We always kept what we have observed and what we would expect in the same view, side by side. When they converged, we knew the candidate was acting as advertised. When they diverged, our reflex wasn’t “the simulator is wrong”; it was what is the customer doing that our assumptions don’t cover?
We routinely deleted simulator scenarios that hadn’t taught us anything in two quarters. A scenario that always passes is a slow drag on attention, not a safety net. Lifecycle was non-negotiable.
And we refused to let the simulator be unsurprising. The moment a pricing review started agreeing with it every time, someone on the team was assigned to find a scenario it would fail on. The simulator was a conversation we were having with our own assumptions. A conversation nobody could lose was a conversation that had stopped teaching us anything.

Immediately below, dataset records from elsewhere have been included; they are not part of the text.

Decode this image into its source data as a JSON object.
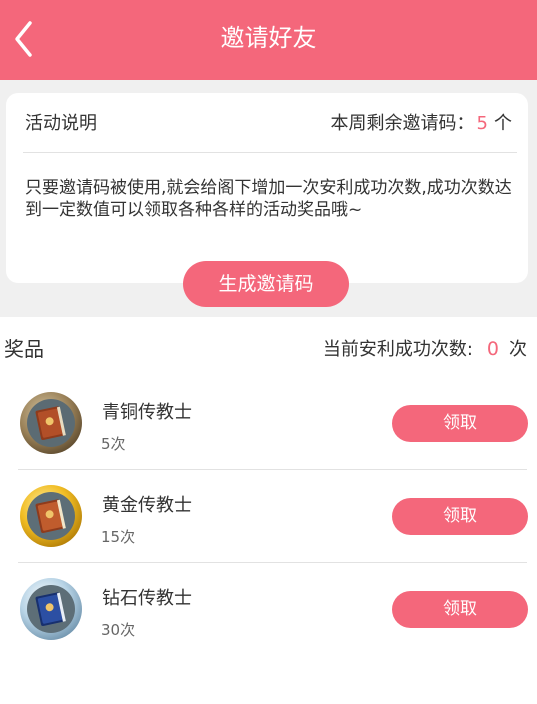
{
  "header": {
    "title": "邀请好友"
  },
  "activity": {
    "label": "活动说明",
    "remaining_label": "本周剩余邀请码：",
    "remaining_count": "5",
    "remaining_unit": "个",
    "description": "只要邀请码被使用,就会给阁下增加一次安利成功次数,成功次数达到一定数值可以领取各种各样的活动奖品哦~",
    "generate_button": "生成邀请码"
  },
  "prizes": {
    "title": "奖品",
    "success_label": "当前安利成功次数:",
    "success_count": "0",
    "success_unit": "次",
    "items": [
      {
        "name": "青铜传教士",
        "requirement": "5次",
        "button": "领取",
        "icon": "bronze-book-medal",
        "ring_color": "#9a8158"
      },
      {
        "name": "黄金传教士",
        "requirement": "15次",
        "button": "领取",
        "icon": "gold-book-medal",
        "ring_color": "#e8b21e"
      },
      {
        "name": "钻石传教士",
        "requirement": "30次",
        "button": "领取",
        "icon": "diamond-book-medal",
        "ring_color": "#b8d4e6"
      }
    ]
  },
  "colors": {
    "accent": "#f4677b",
    "background": "#f0f0f0"
  }
}
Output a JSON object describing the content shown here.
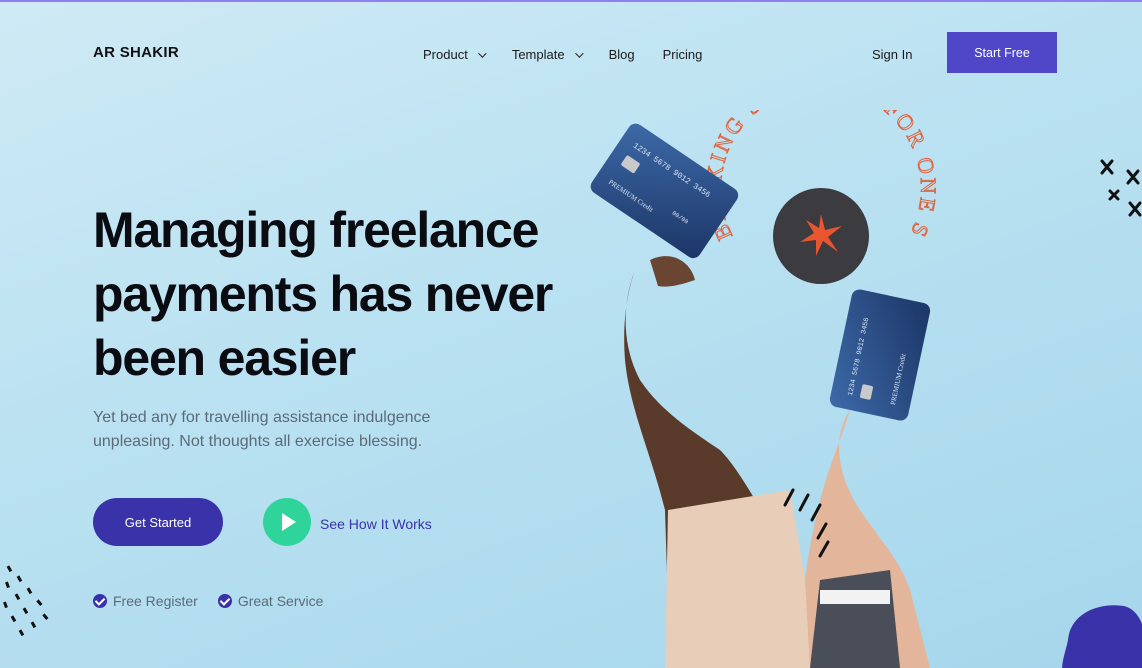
{
  "brand": {
    "logo": "AR SHAKIR"
  },
  "nav": {
    "items": [
      {
        "label": "Product",
        "dropdown": true
      },
      {
        "label": "Template",
        "dropdown": true
      },
      {
        "label": "Blog",
        "dropdown": false
      },
      {
        "label": "Pricing",
        "dropdown": false
      }
    ],
    "sign_in": "Sign In",
    "start_free": "Start Free"
  },
  "hero": {
    "headline_lines": [
      "Managing freelance",
      "payments has never",
      "been easier"
    ],
    "subtext": "Yet bed any for travelling assistance indulgence unpleasing. Not thoughts all exercise blessing.",
    "cta_primary": "Get Started",
    "cta_secondary": "See How It Works",
    "features": [
      "Free Register",
      "Great Service"
    ]
  },
  "art": {
    "badge_text": "BANKING SOLUTION FOR ONE STOP",
    "card_label": "PREMIUM Credit",
    "card_number": "1234 5678 9012 3456",
    "card_expiry": "00/00"
  },
  "colors": {
    "accent": "#3a32a8",
    "button": "#4f46c8",
    "play": "#2fd49a",
    "badge_text": "#e2643f"
  }
}
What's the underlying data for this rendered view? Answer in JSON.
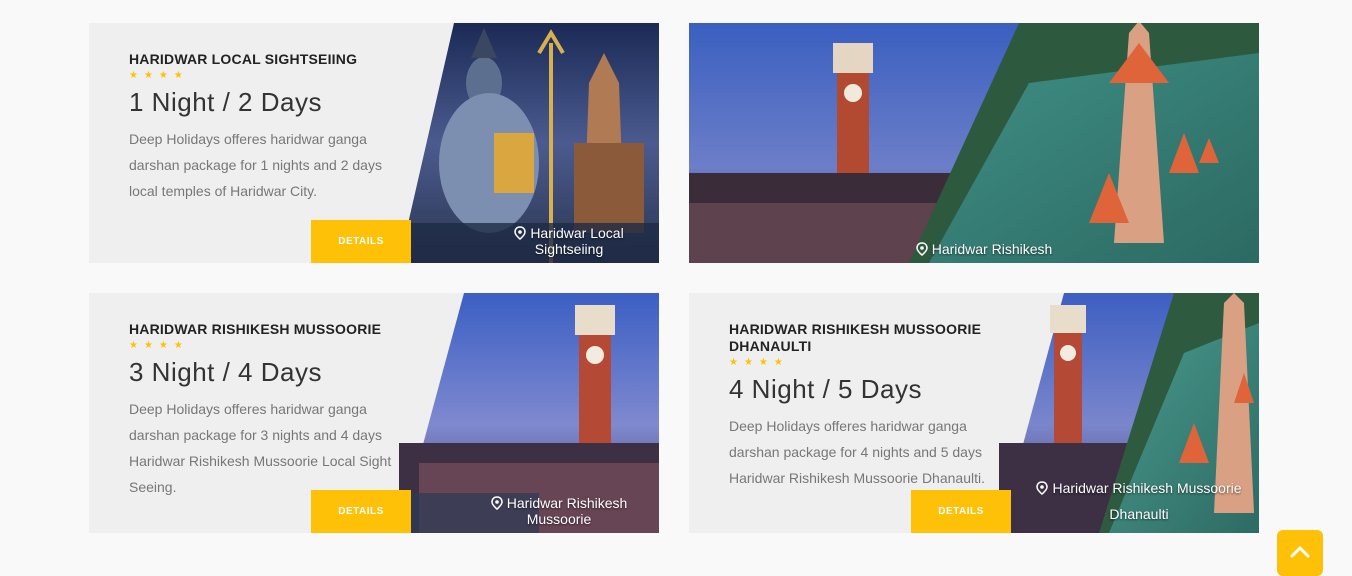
{
  "cards": [
    {
      "title": "HARIDWAR LOCAL SIGHTSEIING",
      "stars": "★★★★",
      "duration": "1 Night / 2 Days",
      "description": "Deep Holidays offeres haridwar ganga darshan package for 1 nights and 2 days local temples of Haridwar City.",
      "button_label": "DETAILS",
      "location": "Haridwar Local Sightseiing"
    },
    {
      "location": "Haridwar Rishikesh"
    },
    {
      "title": "HARIDWAR RISHIKESH MUSSOORIE",
      "stars": "★★★★",
      "duration": "3 Night / 4 Days",
      "description": "Deep Holidays offeres haridwar ganga darshan package for 3 nights and 4 days Haridwar Rishikesh Mussoorie Local Sight Seeing.",
      "button_label": "DETAILS",
      "location": "Haridwar Rishikesh Mussoorie"
    },
    {
      "title": "HARIDWAR RISHIKESH MUSSOORIE DHANAULTI",
      "stars": "★★★★",
      "duration": "4 Night / 5 Days",
      "description": "Deep Holidays offeres haridwar ganga darshan package for 4 nights and 5 days Haridwar Rishikesh Mussoorie Dhanaulti.",
      "button_label": "DETAILS",
      "location": "Haridwar Rishikesh Mussoorie Dhanaulti"
    }
  ],
  "icons": {
    "location": "map-pin-icon",
    "scroll_top": "chevron-up-icon"
  },
  "colors": {
    "accent": "#ffc107",
    "card_bg": "#efefef",
    "page_bg": "#f9f9f9"
  }
}
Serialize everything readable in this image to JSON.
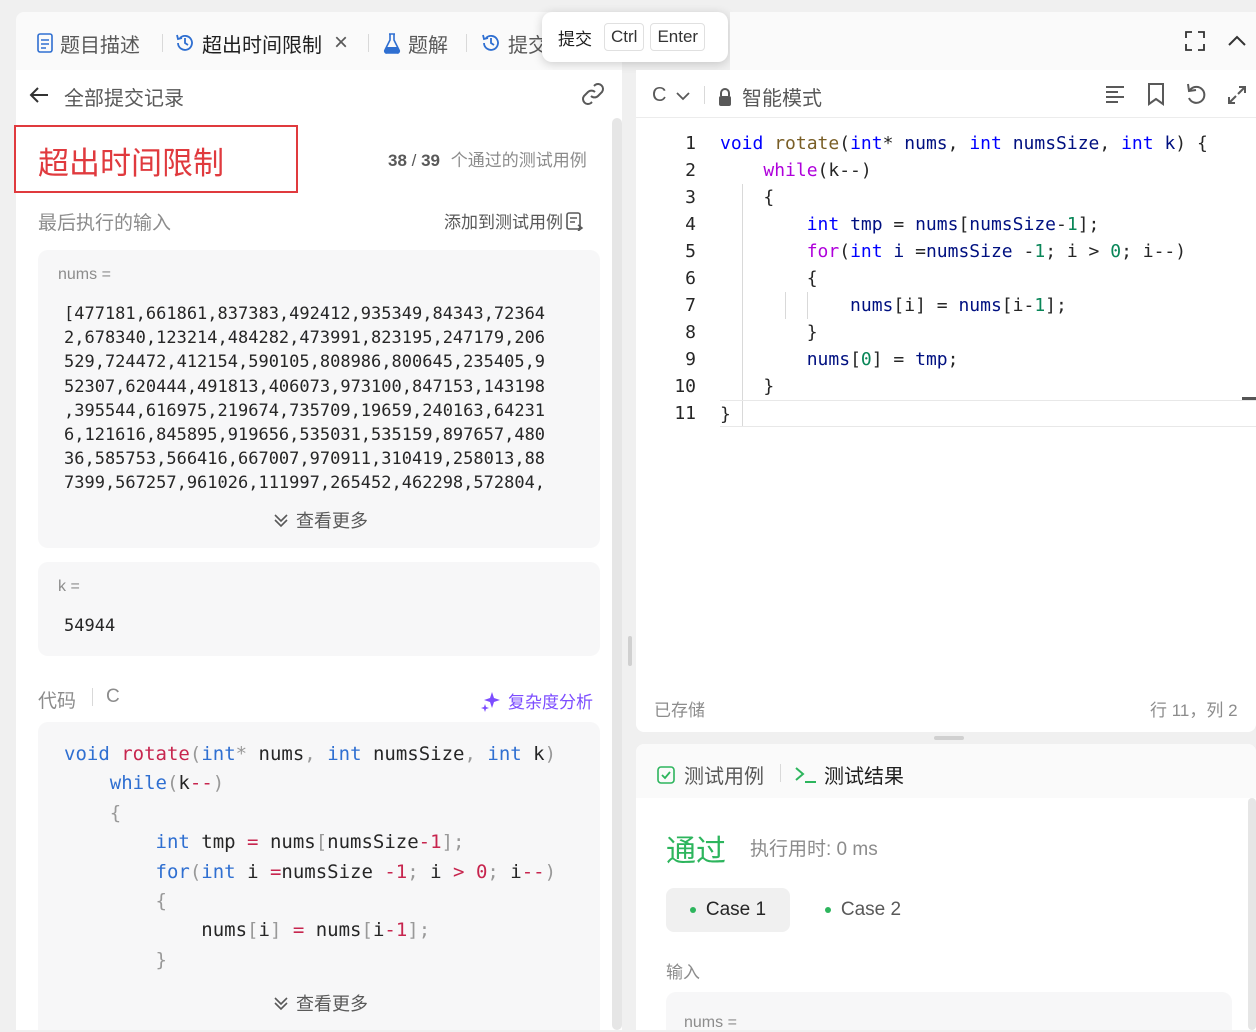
{
  "top_tabs": {
    "description": "题目描述",
    "tle": "超出时间限制",
    "solution": "题解",
    "submissions": "提交"
  },
  "submit_tooltip": {
    "label": "提交",
    "key1": "Ctrl",
    "key2": "Enter"
  },
  "left": {
    "back_label": "全部提交记录",
    "status": "超出时间限制",
    "passed": "38",
    "total": "39",
    "passed_suffix": "个通过的测试用例",
    "last_input_label": "最后执行的输入",
    "add_testcase": "添加到测试用例",
    "nums_label": "nums =",
    "nums_lines": [
      "[477181,661861,837383,492412,935349,84343,72364",
      "2,678340,123214,484282,473991,823195,247179,206",
      "529,724472,412154,590105,808986,800645,235405,9",
      "52307,620444,491813,406073,973100,847153,143198",
      ",395544,616975,219674,735709,19659,240163,64231",
      "6,121616,845895,919656,535031,535159,897657,480",
      "36,585753,566416,667007,970911,310419,258013,88",
      "7399,567257,961026,111997,265452,462298,572804,"
    ],
    "show_more": "查看更多",
    "k_label": "k =",
    "k_value": "54944",
    "code_label": "代码",
    "code_lang": "C",
    "complexity": "复杂度分析",
    "show_more_2": "查看更多"
  },
  "editor": {
    "lang": "C",
    "mode": "智能模式",
    "saved": "已存储",
    "cursor": "行 11，列 2",
    "line_numbers": [
      "1",
      "2",
      "3",
      "4",
      "5",
      "6",
      "7",
      "8",
      "9",
      "10",
      "11"
    ]
  },
  "bottom": {
    "tab_testcase": "测试用例",
    "tab_result": "测试结果",
    "result_status": "通过",
    "runtime": "执行用时: 0 ms",
    "case1": "Case 1",
    "case2": "Case 2",
    "input_label": "输入",
    "nums_label": "nums ="
  },
  "colors": {
    "error_red": "#e03a3e",
    "pass_green": "#2db55d",
    "accent_blue": "#2f6fd1",
    "purple": "#7c4dff"
  },
  "icons": [
    "document-icon",
    "history-icon",
    "close-icon",
    "flask-icon",
    "history-icon",
    "fullscreen-icon",
    "chevron-up-icon",
    "arrow-left-icon",
    "link-icon",
    "add-testcase-icon",
    "chevron-down-double-icon",
    "sparkle-icon",
    "chevron-down-icon",
    "lock-icon",
    "format-icon",
    "bookmark-icon",
    "undo-icon",
    "expand-icon",
    "checkbox-icon",
    "terminal-icon"
  ]
}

When this recipe wouldn’t have worked
The sequence we ran — offline replay first, shadow mode when replay stopped teaching, habits on top — isn’t universal. It worked for us because of conditions that aren’t always true.
Shadow mode’s whole value is real distribution at real concurrency. A system with sparse traffic would have struggled to get a useful sample out of shadow within a reasonable timeframe, and offline replay alone might have remained enough. A decision with no customer-visible outcome would have lost shadow’s biggest advantage — the fact that we could be wrong loudly without anyone outside the team noticing. A decision that fundamentally changes downstream state, like inventory allocation, would have made shadow harder still, because a shadow path can’t actually take the action it’s recommending; we would have had to simulate the side-effect, which puts us back in offline territory.
Underneath all of that, shadow mode lives or dies on the data pipeline that joins active and candidate outputs reliably. Without that pipeline working, we would have spent more on shadow infrastructure than the evidence it produced was worth. The right move there is to stay on offline replay and invest in the data engineering before adding the second layer.
Closing reflection
Simulation doesn’t reduce uncertainty. It moves uncertainty to a place where the team can argue about it before customers do.
That’s not nothing. It’s also not certainty. Three iterations and two architectures later, what kept our simulator honest wasn’t any particular technique. It was our willingness to let the simulator be wrong out loud, in front of stakeholders, before customers got the chance to be wrong about it on our behalf.
A simulator nobody is allowed to be surprised by stops being useful within a quarter. The one we ended up trusting was the one we kept trying, and failing, to break.